Alvin Plantinga, professor emeritus at the University of Notre Dame, recently received the Templeton Prize in Religion, which “honors a living person who has made an exceptional contribution to affirming life’s spiritual dimension, whether through insight, discovery, or practical works.”
He thus joins the ranks of a quite disparate and distinguished group. Mother (now Saint) Teresa, Aleksander Solzhenitsyn, Archbishop Desmond Tutu, and Britain’s Chief Rabbi Jonathan Sacks are previous winners.
What makes Plantinga so extraordinary, however, is that he isn’t supposed to exist.

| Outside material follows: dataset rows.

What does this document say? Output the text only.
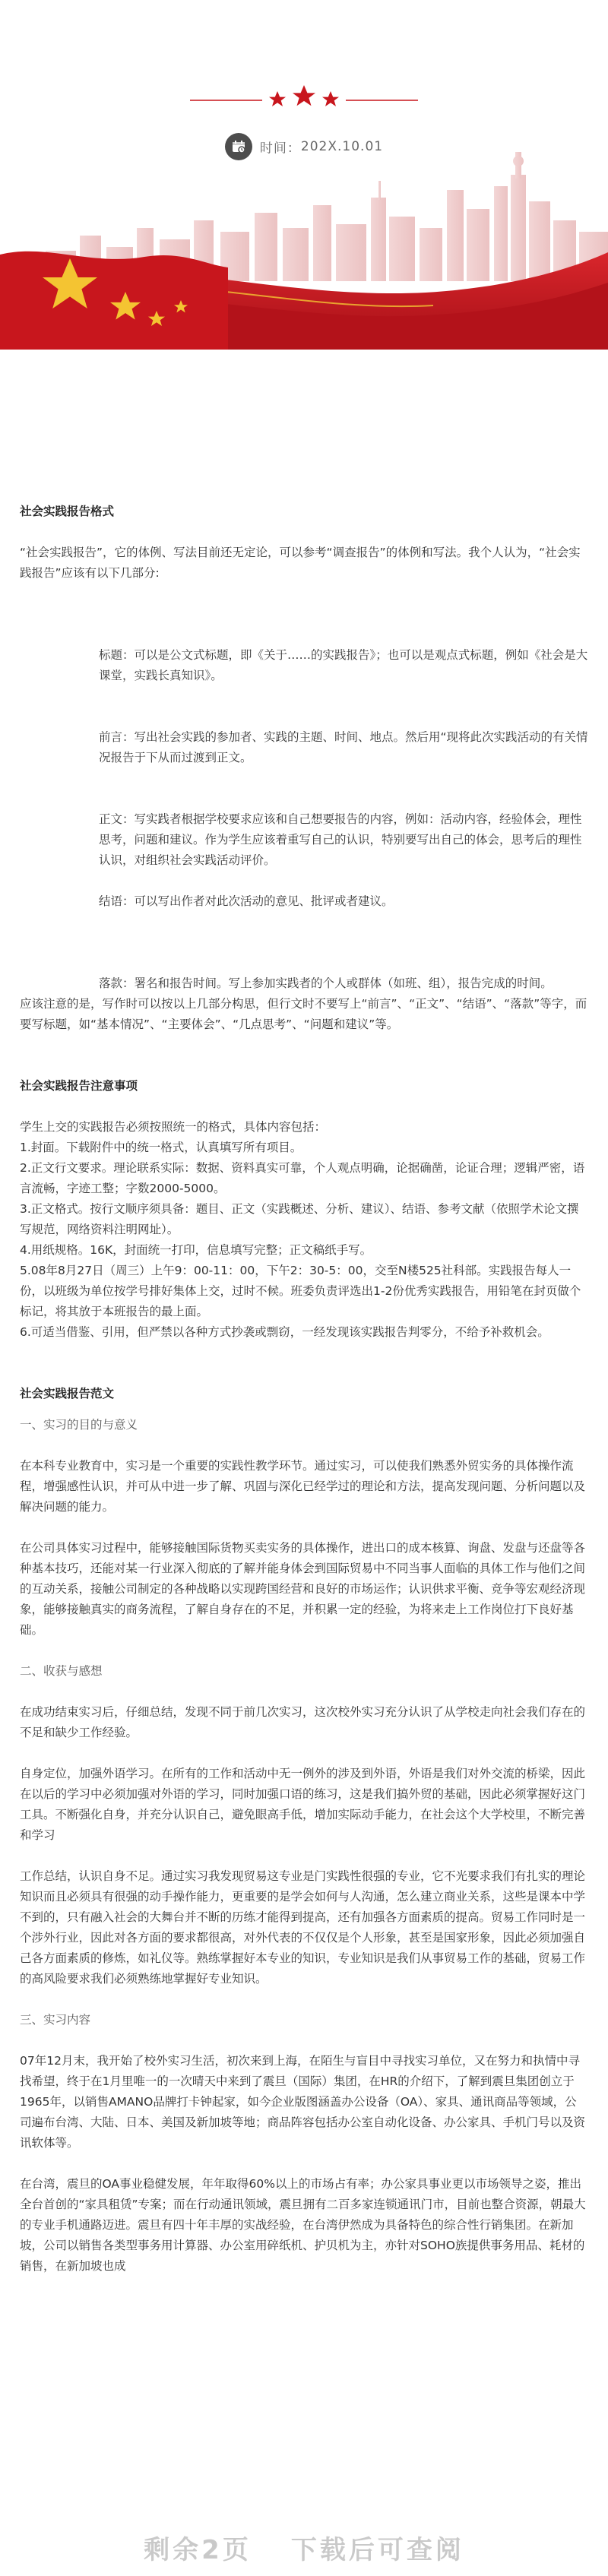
时间：202X.10.01

社会实践报告格式

“社会实践报告”，它的体例、写法目前还无定论，可以参考“调查报告”的体例和写法。我个人认为，“社会实践报告”应该有以下几部分:

标题：可以是公文式标题，即《关于……的实践报告》；也可以是观点式标题，例如《社会是大课堂，实践长真知识》。

前言：写出社会实践的参加者、实践的主题、时间、地点。然后用“现将此次实践活动的有关情况报告于下从而过渡到正文。

正文：写实践者根据学校要求应该和自己想要报告的内容，例如：活动内容，经验体会，理性思考，问题和建议。作为学生应该着重写自己的认识，特别要写出自己的体会，思考后的理性认识，对组织社会实践活动评价。

结语：可以写出作者对此次活动的意见、批评或者建议。

落款：署名和报告时间。写上参加实践者的个人或群体（如班、组），报告完成的时间。

应该注意的是，写作时可以按以上几部分构思，但行文时不要写上“前言”、“正文”、“结语”、“落款”等字，而要写标题，如“基本情况”、“主要体会”、“几点思考”、“问题和建议”等。

社会实践报告注意事项

学生上交的实践报告必须按照统一的格式，具体内容包括：

1.封面。下载附件中的统一格式，认真填写所有项目。

2.正文行文要求。理论联系实际：数据、资料真实可靠，个人观点明确，论据确凿，论证合理；逻辑严密，语言流畅，字迹工整；字数2000-5000。

3.正文格式。按行文顺序须具备：题目、正文（实践概述、分析、建议）、结语、参考文献（依照学术论文撰写规范，网络资料注明网址）。

4.用纸规格。16K，封面统一打印，信息填写完整；正文稿纸手写。

5.08年8月27日（周三）上午9：00-11：00，下午2：30-5：00，交至N楼525社科部。实践报告每人一份，以班级为单位按学号排好集体上交，过时不候。班委负责评选出1-2份优秀实践报告，用铅笔在封页做个标记，将其放于本班报告的最上面。

6.可适当借鉴、引用，但严禁以各种方式抄袭或剽窃，一经发现该实践报告判零分，不给予补救机会。

社会实践报告范文

一、实习的目的与意义

在本科专业教育中，实习是一个重要的实践性教学环节。通过实习，可以使我们熟悉外贸实务的具体操作流程，增强感性认识，并可从中进一步了解、巩固与深化已经学过的理论和方法，提高发现问题、分析问题以及解决问题的能力。

在公司具体实习过程中，能够接触国际货物买卖实务的具体操作，进出口的成本核算、询盘、发盘与还盘等各种基本技巧，还能对某一行业深入彻底的了解并能身体会到国际贸易中不同当事人面临的具体工作与他们之间的互动关系，接触公司制定的各种战略以实现跨国经营和良好的市场运作；认识供求平衡、竞争等宏观经济现象，能够接触真实的商务流程，了解自身存在的不足，并积累一定的经验，为将来走上工作岗位打下良好基础。

二、收获与感想

在成功结束实习后，仔细总结，发现不同于前几次实习，这次校外实习充分认识了从学校走向社会我们存在的不足和缺少工作经验。

自身定位，加强外语学习。在所有的工作和活动中无一例外的涉及到外语，外语是我们对外交流的桥梁，因此在以后的学习中必须加强对外语的学习，同时加强口语的练习，这是我们搞外贸的基础，因此必须掌握好这门工具。不断强化自身，并充分认识自己，避免眼高手低，增加实际动手能力，在社会这个大学校里，不断完善和学习

工作总结，认识自身不足。通过实习我发现贸易这专业是门实践性很强的专业，它不光要求我们有扎实的理论知识而且必须具有很强的动手操作能力，更重要的是学会如何与人沟通，怎么建立商业关系，这些是课本中学不到的，只有融入社会的大舞台并不断的历练才能得到提高，还有加强各方面素质的提高。贸易工作同时是一个涉外行业，因此对各方面的要求都很高，对外代表的不仅仅是个人形象，甚至是国家形象，因此必须加强自己各方面素质的修炼，如礼仪等。熟练掌握好本专业的知识，专业知识是我们从事贸易工作的基础，贸易工作的高风险要求我们必须熟练地掌握好专业知识。

三、实习内容

07年12月末，我开始了校外实习生活，初次来到上海，在陌生与盲目中寻找实习单位，又在努力和执情中寻找希望，终于在1月里唯一的一次晴天中来到了震旦（国际）集团，在HR的介绍下，了解到震旦集团创立于1965年，以销售AMANO品牌打卡钟起家，如今企业版图涵盖办公设备（OA）、家具、通讯商品等领域，公司遍布台湾、大陆、日本、美国及新加坡等地；商品阵容包括办公室自动化设备、办公家具、手机门号以及资讯软体等。

在台湾，震旦的OA事业稳健发展，年年取得60%以上的市场占有率；办公家具事业更以市场领导之姿，推出全台首创的“家具租赁”专案；而在行动通讯领域，震旦拥有二百多家连锁通讯门市，目前也整合资源，朝最大的专业手机通路迈进。震旦有四十年丰厚的实战经验，在台湾伊然成为具备特色的综合性行销集团。在新加坡，公司以销售各类型事务用计算器、办公室用碎纸机、护贝机为主，亦针对SOHO族提供事务用品、耗材的销售，在新加坡也成

剩余2页 下载后可查阅
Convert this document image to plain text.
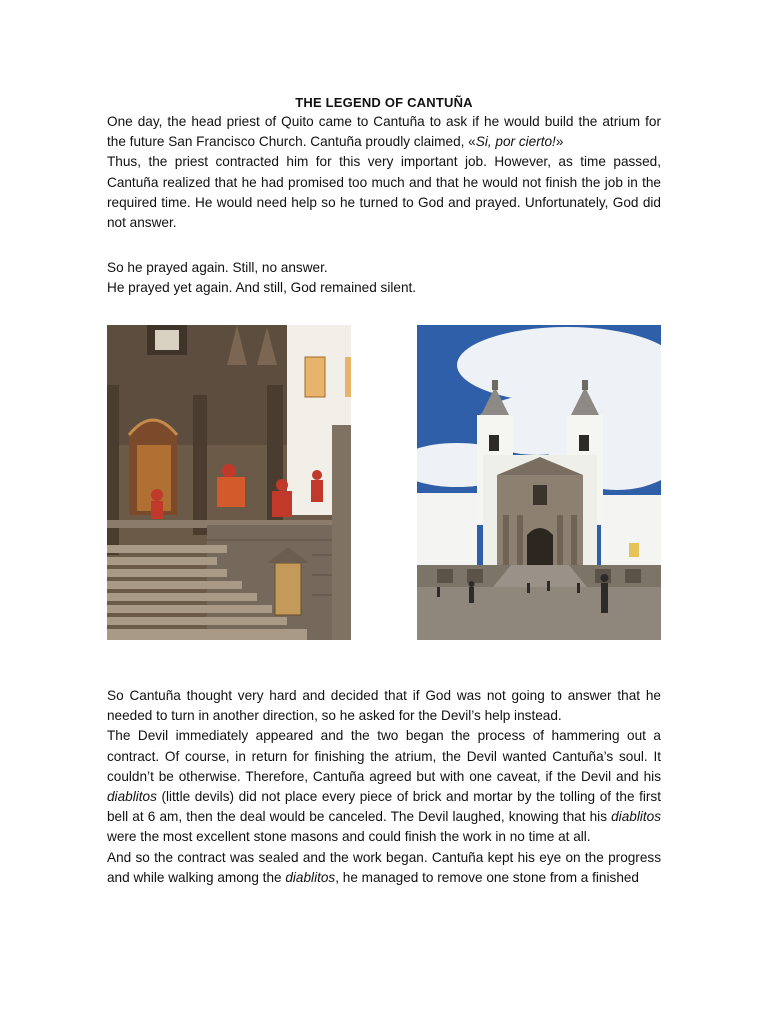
THE LEGEND OF CANTUÑA

One day, the head priest of Quito came to Cantuña to ask if he would build the atrium for the future San Francisco Church. Cantuña proudly claimed, «Si, por cierto!»

Thus, the priest contracted him for this very important job. However, as time passed, Cantuña realized that he had promised too much and that he would not finish the job in the required time. He would need help so he turned to God and prayed. Unfortunately, God did not answer.

So he prayed again. Still, no answer.

He prayed yet again. And still, God remained silent.

So Cantuña thought very hard and decided that if God was not going to answer that he needed to turn in another direction, so he asked for the Devil’s help instead.

The Devil immediately appeared and the two began the process of hammering out a contract. Of course, in return for finishing the atrium, the Devil wanted Cantuña’s soul. It couldn’t be otherwise. Therefore, Cantuña agreed but with one caveat, if the Devil and his diablitos (little devils) did not place every piece of brick and mortar by the tolling of the first bell at 6 am, then the deal would be canceled. The Devil laughed, knowing that his diablitos were the most excellent stone masons and could finish the work in no time at all.

And so the contract was sealed and the work began. Cantuña kept his eye on the progress and while walking among the diablitos, he managed to remove one stone from a finished
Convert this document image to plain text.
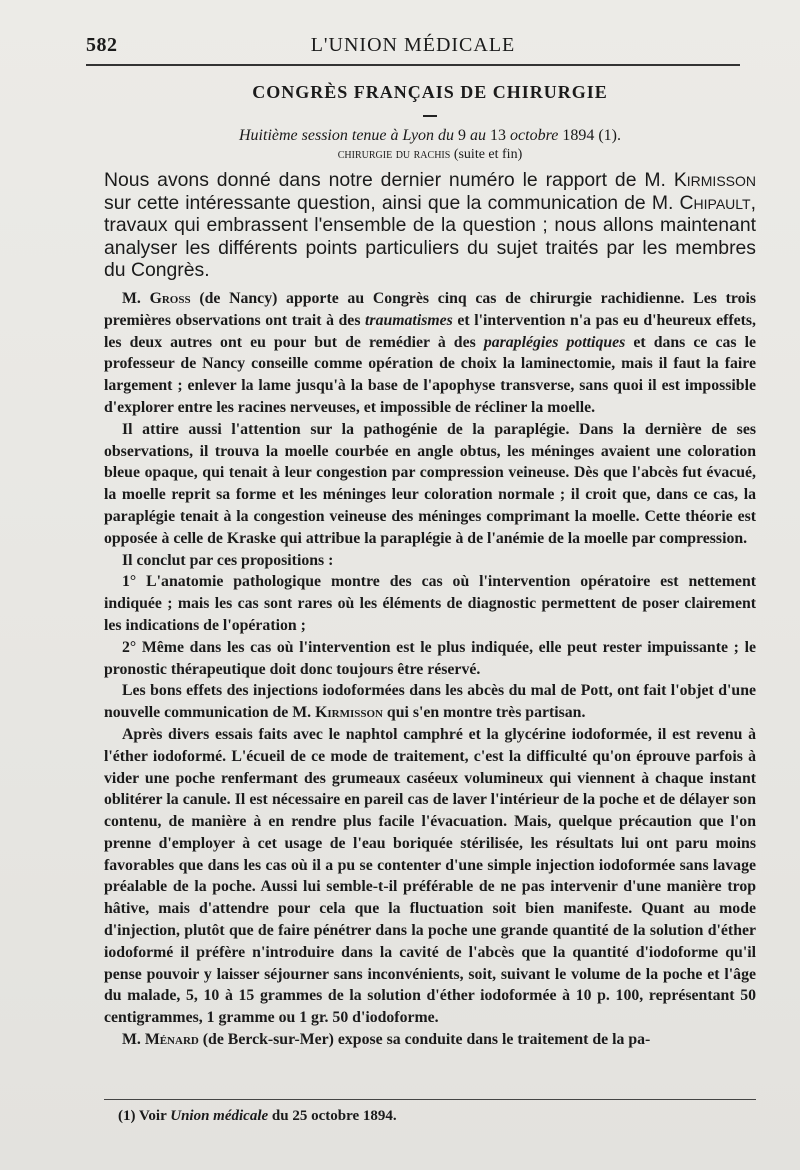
582	L'UNION MÉDICALE
CONGRÈS FRANÇAIS DE CHIRURGIE

Huitième session tenue à Lyon du 9 au 13 octobre 1894 (1).

chirurgie du rachis (suite et fin)

Nous avons donné dans notre dernier numéro le rapport de M. Kirmisson sur cette intéressante question, ainsi que la communication de M. Chipault, travaux qui embrassent l'ensemble de la question ; nous allons maintenant analyser les différents points particuliers du sujet traités par les membres du Congrès.

M. Gross (de Nancy) apporte au Congrès cinq cas de chirurgie rachidienne. Les trois premières observations ont trait à des traumatismes et l'intervention n'a pas eu d'heureux effets, les deux autres ont eu pour but de remédier à des paraplégies pottiques et dans ce cas le professeur de Nancy conseille comme opération de choix la laminectomie, mais il faut la faire largement ; enlever la lame jusqu'à la base de l'apophyse transverse, sans quoi il est impossible d'explorer entre les racines nerveuses, et impossible de récliner la moelle.

Il attire aussi l'attention sur la pathogénie de la paraplégie. Dans la dernière de ses observations, il trouva la moelle courbée en angle obtus, les méninges avaient une coloration bleue opaque, qui tenait à leur congestion par compression veineuse. Dès que l'abcès fut évacué, la moelle reprit sa forme et les méninges leur coloration normale ; il croit que, dans ce cas, la paraplégie tenait à la congestion veineuse des méninges comprimant la moelle. Cette théorie est opposée à celle de Kraske qui attribue la paraplégie à de l'anémie de la moelle par compression.

Il conclut par ces propositions :

1° L'anatomie pathologique montre des cas où l'intervention opératoire est nettement indiquée ; mais les cas sont rares où les éléments de diagnostic permettent de poser clairement les indications de l'opération ;

2° Même dans les cas où l'intervention est le plus indiquée, elle peut rester impuissante ; le pronostic thérapeutique doit donc toujours être réservé.

Les bons effets des injections iodoformées dans les abcès du mal de Pott, ont fait l'objet d'une nouvelle communication de M. Kirmisson qui s'en montre très partisan.

Après divers essais faits avec le naphtol camphré et la glycérine iodoformée, il est revenu à l'éther iodoformé. L'écueil de ce mode de traitement, c'est la difficulté qu'on éprouve parfois à vider une poche renfermant des grumeaux caséeux volumineux qui viennent à chaque instant oblitérer la canule. Il est nécessaire en pareil cas de laver l'intérieur de la poche et de délayer son contenu, de manière à en rendre plus facile l'évacuation. Mais, quelque précaution que l'on prenne d'employer à cet usage de l'eau boriquée stérilisée, les résultats lui ont paru moins favorables que dans les cas où il a pu se contenter d'une simple injection iodoformée sans lavage préalable de la poche. Aussi lui semble-t-il préférable de ne pas intervenir d'une manière trop hâtive, mais d'attendre pour cela que la fluctuation soit bien manifeste. Quant au mode d'injection, plutôt que de faire pénétrer dans la poche une grande quantité de la solution d'éther iodoformé il préfère n'introduire dans la cavité de l'abcès que la quantité d'iodoforme qu'il pense pouvoir y laisser séjourner sans inconvénients, soit, suivant le volume de la poche et l'âge du malade, 5, 10 à 15 grammes de la solution d'éther iodoformée à 10 p. 100, représentant 50 centigrammes, 1 gramme ou 1 gr. 50 d'iodoforme.

M. Ménard (de Berck-sur-Mer) expose sa conduite dans le traitement de la pa-

(1) Voir Union médicale du 25 octobre 1894.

He isn’t, that is, according to the New Atheists and their ilk: biologist and blowhard Richard Dawkins, yes, but perhaps especially philosopher Daniel Dennett, who awards to himself and fellow atheists the title of “brights,” leaving religious believers, of course, in the dark.
The not-so-New Atheists carry on, in fact, a tradition at least as old as the more radically unbelieving wings of the eighteenth-century Enlightenment, and of the ancient Cynics long before that. That tradition is to see themselves as the paragons of rationality while religious believers are viewed as pathetically combining intellectual density and psychological neediness to the psychotic extent of believing in Things That Aren’t There: God as Easter Bunny, perhaps, or Flying Spaghetti Monster.